With interrupts, the processor can respond quickly to an event (such as a clock signal) to transfer data or to synchronize different events. Unlike DMA, an interrupt-driven system has the advantage of being able to process the data on a point-by-point basis, which can be particularly inportant in control applications. Consider a typical control application synchronized with a clock signal, for example. The application may require that, with every pulse of a clock, the processor read the result of an A/D conversion, read the state of several digital lines, use these results to compute a new control value, and write this value to a digital-to-analog converter (DAC). DMA would not be useful for such an application, and a polling routine would not directly provide synchronization with the clock signal. Interrupts, however, make it easier to synchronize the input and output with the clock signal and for the processor to perform other general processing tasks in the foreground, if needed.
One disadvantage of interrupts, however, is that they require processor
time, and there can be a significant amount of software overhead time
associated with the interrupt service routine. When designing a data
acquisition system, you must estimate the amount of this overhead time,
which consists of the time required by the processor to vector to the
proper interrupt service routine, known as interrupt latency, and the time
necessary to perform the task required within the service routine. If the
overhead is too large for the required acquisition rate, then DMA or a
very efficient polling routine must be used. In applications that are time
critical, the interrupt service routine must be written to be as fast as
possible. As a result, interrupt service routines for data acquisition
applications are often written in assembly language.
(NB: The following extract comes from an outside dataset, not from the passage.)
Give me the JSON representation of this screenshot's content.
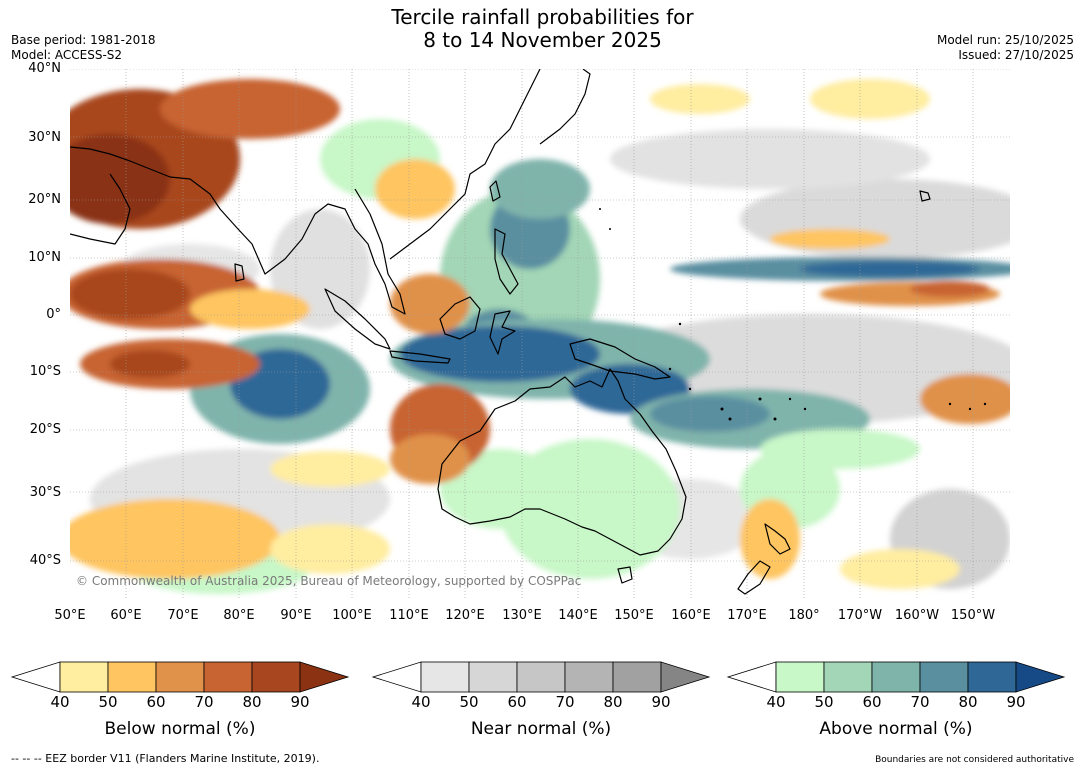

Interrupts can be a powerful mechanism for servicing data acquisition and control operations. With interrupts, the processor can respond quickly and efficiently to data acquisition hardware. Besides simply transferring acquired data, interrupts can be used to synchronize different events, or process data as it is acquired. However, interrupts are not always the best method for data acquisition. DMA is useful for moving blocks of data at high rates with minimal processor intervention. Polling is the most straightforward technique, but not very effective for multiple devices or high throughput rates.